Food for Thought in a Hungry Region

Image: Flickr, Seacoast Eat Local
Image: Flickr, Seacoast Eat Local

Food security has consistently eluded Southern African Development Community (SADC) countries over the past five years. Millions of people still suffer from chronic starvation and malnutrition.

The future is not promising either – climate-change specialists predict continuing droughts and attendant famines. Clearly, these challenges urgently require robust and sustainable corrective measures. Part of the solution lies in adopting modern farming techniques, particularly biotechnology, and creating a friendly trade and regulatory environment. African countries have generally failed to take advantage of technological advances in industry and agriculture. Genetic modification, for example, can be used to promote a desirable crop character or suppress an undesirable one. Potentially positive effects include higher yields, reduced pesticide use, and enhanced product attributes.

However, concerns over its largely unknown and often exaggerated potential risks to human health and the environment have led to strong opposition to genetic modification. In the process, objective, science-based approaches to regulation have been neglected in favour of fear-inspired measures. In the SADC, this problem is compounded by fear of losing markets in the European Union (EU), where stringent genetic modification regulations are promoted to satisfy consumer concerns. This raises the need for African countries to strengthen their scientific and technological capacities and to be able to carry out objective assessments that minimise risks and maximise benefits. There is also a need for policy stances to be informed by domestic realities more than undue external influences.

SADC countries should emulate the regulatory approaches pursued by developing-country leading lights such as China, Argentina, Brazil, India, and their regional leader, SA. These countries have realised the importance of being part of the biotechnology revolution and have invested in research and development, commercialised geneticmodification crop production, and have established regulations that seek to promote the technology while minimising risks to the environment.

Considering the pressing humanitarian needs, Africa cannot afford to be embroiled in politicised debates over genetic modification. Its position in international negotiation forums such as the Cartagena Protocol on Biosafety should be informed by domestic imperatives and aspirations to achieve food security. This is, lamentably, not the case.

The main aim of the Cartagena Protocol is to establish legally binding international procedures for the safe handling, transfer and use of genetically modified organisms. The primary motivation is to protect the environment, not to stop trade in such organisms.

But the regulatory overkill being pushed by most poor developing countries and the EU under the protocol is inimical to Africa’s prospects as an exporter and importer of genetically modified products and may conflict with World Trade Organisation (WTO) provisions.

Though the protocol came into force in 2003, certain issues remain unresolved and negotiations continue. The most recent meeting, held in March in Curitiba, Brazil, focused mainly on labelling issues, to alert importers that a shipment contains or may contain genetically modified organisms. Negotiators from 132 countries reached a compromise. They agreed that if an exporter of genetically modified crops knows a shipment contains genetically modified organisms, the shipment has to be labelled “contains” genetically modified organisms. Where this cannot be ascertained, the shipment has to be labelled “may contain” genetically modified organisms.

Of particular note is the disturbing fact that African countries supported stringent requirements for regulating and labelling genetically modified organisms, despite their capacity constraints to carry out requisite testing. Further, most of the positions they have taken contrast with their stances in WTO negotiations. For example, they have been in the forefront of rejecting the inclusion of environmental-protection measures in the WTO as they feel these could be used as barriers to trade. Yet in the Cartagena Protocol negotiations, they support stringent environmental regulations.

It is not clear whether labelling requirements are in line with WTO rules, especially the agreement on technical barriers to trade. This agreement prohibits countries from discriminating between “like” products. The question now is whether genetically modified organisms and non-genetically modified crops are “like” products?
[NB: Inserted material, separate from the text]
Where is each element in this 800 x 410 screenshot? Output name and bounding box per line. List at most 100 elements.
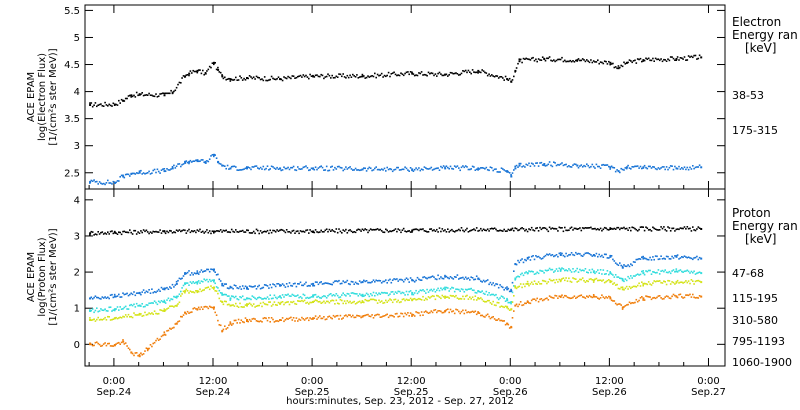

If they are, then imposing labelling requirements on genetically modified organisms but not on conventional non-genetically modified organisms violates the agreement.

In the meantime, countries are left to decide whether to impose labelling requirements and risk being dragged into a WTO dispute settlement or wait until there is certainty.

Genetically modified organisms are increasingly being used in food relief efforts. Contributions are reportedly dwindling as relief organisations have been overstretched by the recent string of natural disasters. It is clear that countries hit by famines will be forced to accept genetically modified organisms. So imposing strict rules for the importation of genetically modified organisms will mean this food is not delivered on time to those in desperate need.

It is therefore evident that if African states are going to negotiate an international regime for regulation of genetically modified organisms under the Cartagena Protocol, they have to take positions which do not restrict trade in grains and which ensure that in cases where a country has a food deficit, it can easily import food from surplus countries and vice versa. More importantly, Africa must strive to use new technologies to meet its own food needs rather than to continue being an object of humanitarian food aid relief.

The views expressed in this publication/article are those of the author/s and do not necessarily reflect the views of the South African Institute of International Affairs (SAIIA).